The investment behavior in the automotive and furniture industries, as the main sectors in which our customers operate, has a very strong influence on our business success. Growth drivers include demographic growth, as well as the trend toward more sustainable mobility and sustainable housing practices. Emerging markets, and above all China, are playing a predominant role in this context. In terms of order intake, they account for a relatively high share of 40% to 50%.

Mid-term strategy

The current mid-term strategy was adopted in late 2019. It provides the roadmap for profitable growth and for our evolution as a mechanical and plant engineering group that seizes opportunities in different market niches and customer segments. Our strategy is linked to four medium-term performance targets:

  • Sales growth: In 2019, we committed ourselves to increasing sales organically by 2% to 3% p.a. in the following years and generating further sales growth through acquisitions on the level recorded in 2019. We are currently reviewing this target in two respects:
    1. In 2020, the coronavirus crisis resulted in a sharp decline in sales (–15.2%). Due to the low baseline, sales growth in 2021 (+6.4%) significantly exceeded the target rate defined in the strategy. We likewise anticipate substantially stronger growth in 2022.
    2. In some business areas, market volumes and sales potential have increased significantly since 2019, due in part to acquisitions. This particularly applies to sustainable production technologies, battery coating technology and the solid wood sector (production technology for timber construction elements) as well as the recently added medical technology business. The additional growth opportunities in these areas have not yet been factored into the definition of our strategic sales target as they were either not sufficiently concrete or we were not yet active in the relevant business areas.
    In the current revision of our sales growth target, we are examining how the additional growth potential can be realistically taken into account. On this basis, we are expecting to announce a new target for multi-year organic sales growth in the second half of 2022.
  • High profitability: We expect the EBIT margin to reach the target of at least 8% in 2023, or 2024 at the latest. A longer-term profitability target is currently being calculated.
  • Attractive return on capital: We are aiming for an ROCE of at least 25%, underpinned by high EBIT contributions from mechanical engineering and low capital employed in plant engineering.
  • Increased share of service business: With its higher margins, service business is to consistently contribute at least 30% to Group sales.
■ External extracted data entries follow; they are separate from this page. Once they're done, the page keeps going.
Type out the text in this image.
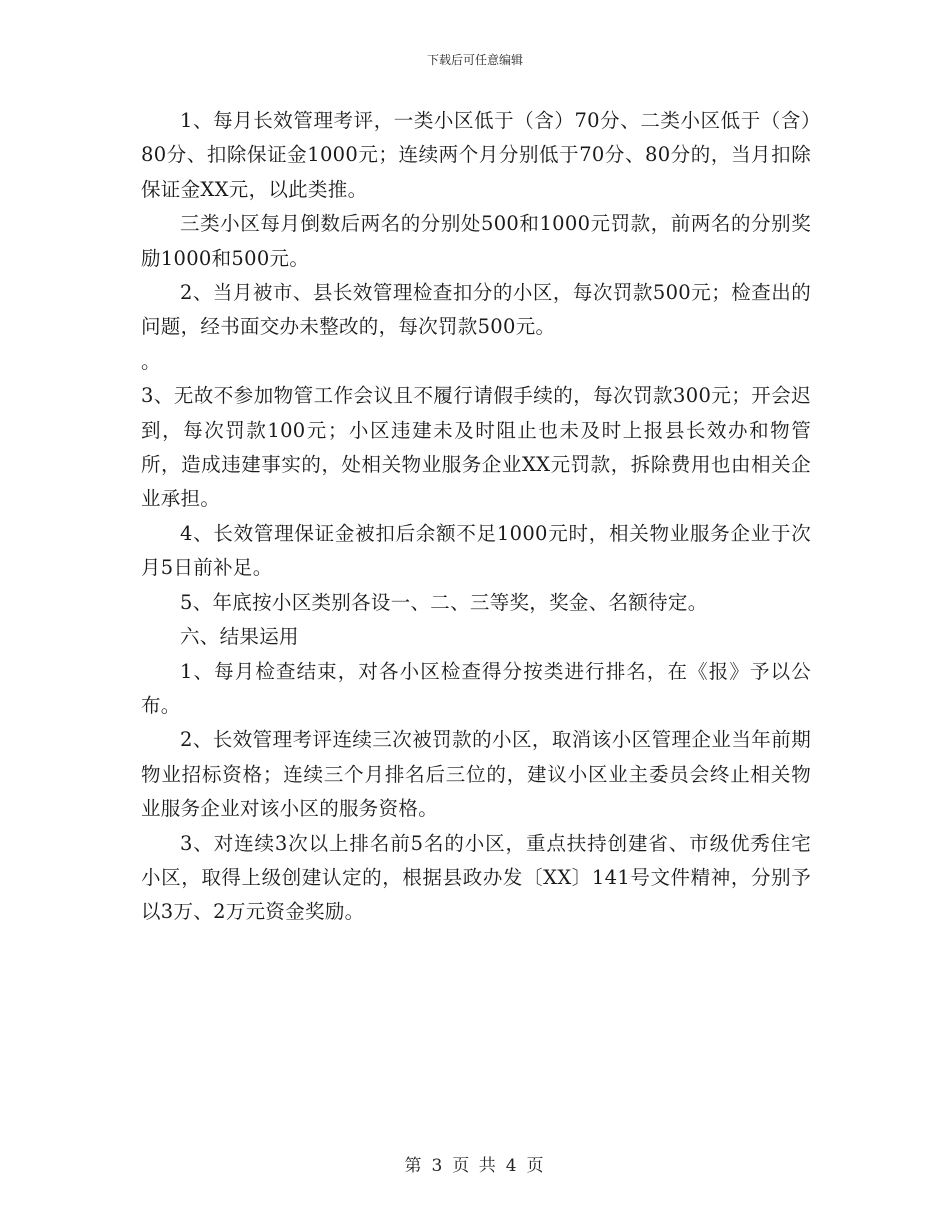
下载后可任意编辑

1、每月长效管理考评，一类小区低于（含）70分、二类小区低于（含）80分、扣除保证金1000元；连续两个月分别低于70分、80分的，当月扣除保证金XX元，以此类推。

三类小区每月倒数后两名的分别处500和1000元罚款，前两名的分别奖励1000和500元。

2、当月被市、县长效管理检查扣分的小区，每次罚款500元；检查出的问题，经书面交办未整改的，每次罚款500元。

。

3、无故不参加物管工作会议且不履行请假手续的，每次罚款300元；开会迟到，每次罚款100元；小区违建未及时阻止也未及时上报县长效办和物管所，造成违建事实的，处相关物业服务企业XX元罚款，拆除费用也由相关企业承担。

4、长效管理保证金被扣后余额不足1000元时，相关物业服务企业于次月5日前补足。

5、年底按小区类别各设一、二、三等奖，奖金、名额待定。

六、结果运用

1、每月检查结束，对各小区检查得分按类进行排名，在《报》予以公布。

2、长效管理考评连续三次被罚款的小区，取消该小区管理企业当年前期物业招标资格；连续三个月排名后三位的，建议小区业主委员会终止相关物业服务企业对该小区的服务资格。

3、对连续3次以上排名前5名的小区，重点扶持创建省、市级优秀住宅小区，取得上级创建认定的，根据县政办发〔XX〕141号文件精神，分别予以3万、2万元资金奖励。

第 3 页 共 4 页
In order to achieve our goals and expand our leading position in the world market, we continue to push ahead with digitalization (digital@DÜRR) as the central element of our strategy. In addition, we have identified four more strategic fields: global presence, innovation, efficiency and life cycle services. We have also defined four enablers, i.e. supporting functions that are particularly important for the successful implementation of our strategy: sustainability, mergers & acquisitions, finance management and people development.

Dr. Jochen Weyrauch (CEO of Dürr AG)
Dr. Jochen Weyrauch
CEO of Dürr AG

Automation, digitalization and sustainability are the key drivers of our business. From individual machines to the industrial manufacturing landscape, we offer our customers smart and resource-saving solutions. They can also rely on us for implementation.